月の子 (Tsuki no Ko)
- Written by: Reiko Shimizu
- Published by: Hakusensha
- English publisher: NA: CMX Manga;
- Magazine: LaLa
- Original run: February 1989 – April 1993
- Volumes: 13

= Moon Child (manga) =

Japanese manga by Reiko Shimizu

Moon Child (月の子, Tsuki no Ko) is a Japanese manga written and illustrated by Reiko Shimizu. It was serialized in Hakusensha's magazine, LaLa. It was licensed in North America by CMX Manga until 2010 when the company went defunct. In August 2026, Comikey Media announced that they were licensing several Hakusensha series, including Moon Child on their X account with Moon Child on the announcement image. Although they claim these series will be in English for the "first time", that is not the case for Moon Child. The manga has been adapted into a theatrical interpretation of itself by Studio Life.

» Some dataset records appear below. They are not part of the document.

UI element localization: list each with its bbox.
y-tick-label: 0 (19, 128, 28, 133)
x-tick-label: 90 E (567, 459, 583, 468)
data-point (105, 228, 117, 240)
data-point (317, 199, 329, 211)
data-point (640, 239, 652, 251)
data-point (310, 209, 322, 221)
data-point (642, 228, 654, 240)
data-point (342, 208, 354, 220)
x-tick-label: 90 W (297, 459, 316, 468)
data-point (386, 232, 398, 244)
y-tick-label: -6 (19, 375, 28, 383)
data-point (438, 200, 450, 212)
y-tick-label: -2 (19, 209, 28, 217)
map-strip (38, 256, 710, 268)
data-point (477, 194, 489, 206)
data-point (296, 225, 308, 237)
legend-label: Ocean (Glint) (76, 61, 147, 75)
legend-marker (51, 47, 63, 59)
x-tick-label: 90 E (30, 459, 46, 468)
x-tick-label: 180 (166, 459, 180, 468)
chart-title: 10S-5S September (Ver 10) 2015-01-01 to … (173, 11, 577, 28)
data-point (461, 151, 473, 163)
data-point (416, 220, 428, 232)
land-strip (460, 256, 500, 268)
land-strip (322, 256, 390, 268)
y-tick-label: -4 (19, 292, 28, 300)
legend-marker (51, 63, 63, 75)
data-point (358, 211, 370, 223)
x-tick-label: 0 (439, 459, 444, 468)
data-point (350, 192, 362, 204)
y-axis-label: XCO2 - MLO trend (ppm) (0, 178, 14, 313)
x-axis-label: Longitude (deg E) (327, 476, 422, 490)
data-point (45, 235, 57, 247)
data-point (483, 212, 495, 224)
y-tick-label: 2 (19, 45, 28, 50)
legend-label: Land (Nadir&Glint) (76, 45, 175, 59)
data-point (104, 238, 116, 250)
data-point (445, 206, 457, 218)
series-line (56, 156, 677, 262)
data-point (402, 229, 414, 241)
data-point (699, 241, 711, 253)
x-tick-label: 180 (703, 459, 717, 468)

The story involves a prophecy about the offspring of an alien and a human, who might either save or destroy the world. The manga plays with issues of gender and mystery. It falls into the demographic of shōjo and the genre of science fiction.

==Manga==
Moon Child is written and illustrated by Reiko Shimizu. Hakusensha released the manga's 13 bound volumes between February 1989 and April 1993. CMX Manga released the manga's 13 tankōbon volumes in English between December 1, 2005, and June 9, 2009.